Reuter: World stocks and the euro fell on Tuesday after a report cast doubt on the idea China would provide financial support to Italy, leaving investors focussed on growing risks to European banks and the euro.
A Financial Times report that Italy had asked China to buy its debt had helped stocks recover some ground earlier but a second report poured cold water on those expectations, saying it was doubtful China would buy Italian bonds.
European markets have taken a hammering from growing expectations of a Greek debt default, worries over French banks due to their holdings of debt and renewed rises in Italian bond yields.
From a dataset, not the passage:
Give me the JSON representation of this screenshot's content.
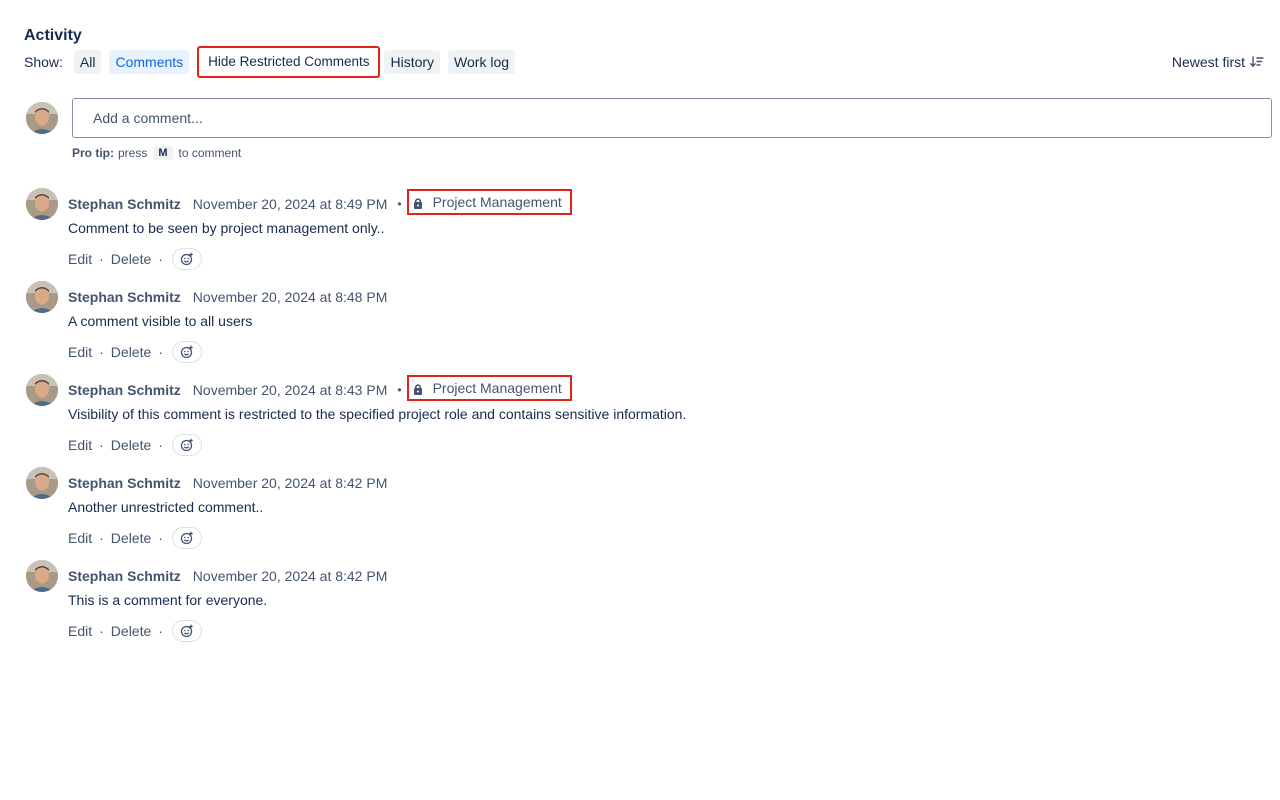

“People are coming back and focusing on Greece and Italy. It was a relief rally, but it feels like many are looking to sell on any strength. It’s very difficult for bulls to hang on there,” Joe Rundle, head of trading at ETX Capital, said.
The pan-European share index fell 1.3 percent led as the STOXX Europe 600 banking index’s shed 1.4 percent.
The MSCI world equity index down 0.4 percent while emerging market stocks retreated almost 1 percent.
“Any rally by the market is looking increasingly fragile, based only on short-covering, as concerns over the euro zone debt crisis mount up,” one London-based trader said.
“The Italy call on China for help looks more like desperation rather than anything positive, and French banks just seem to be in freefall. Investors are simply deserting in droves.”
The euro extended losses against the dollar and the Japanese yen with traders on edge ahead of the Italian bond auction seen as a test of the European Central Bank’s commitment to support the region’s largest debt issuer.
The euro was 0.6 percent lower at $1.3588, edging closer to a seven-month low of $1.3495.
It was last 0.8 percent down against the yen at 104.72 yen, having fallen to a session low of 104.37 yen earlier.
German government bond prices pushed higher as the hunt for safety resumed, with the Bund future up 30 ticks at 138.53.
Greece is scrambling to meet conditions to receive further aid amid signs Germany may be beginning to consider the possibility of a Greek debt default.
“There is a weakness at the heart of the euro zone and Greece is under a remarkable degree of pressure...If Germany are preparing a plan B it looks as though the people running the show are running for the hills and that’s not going to improve confidence,” said Rabobank strategist Richard McGuire.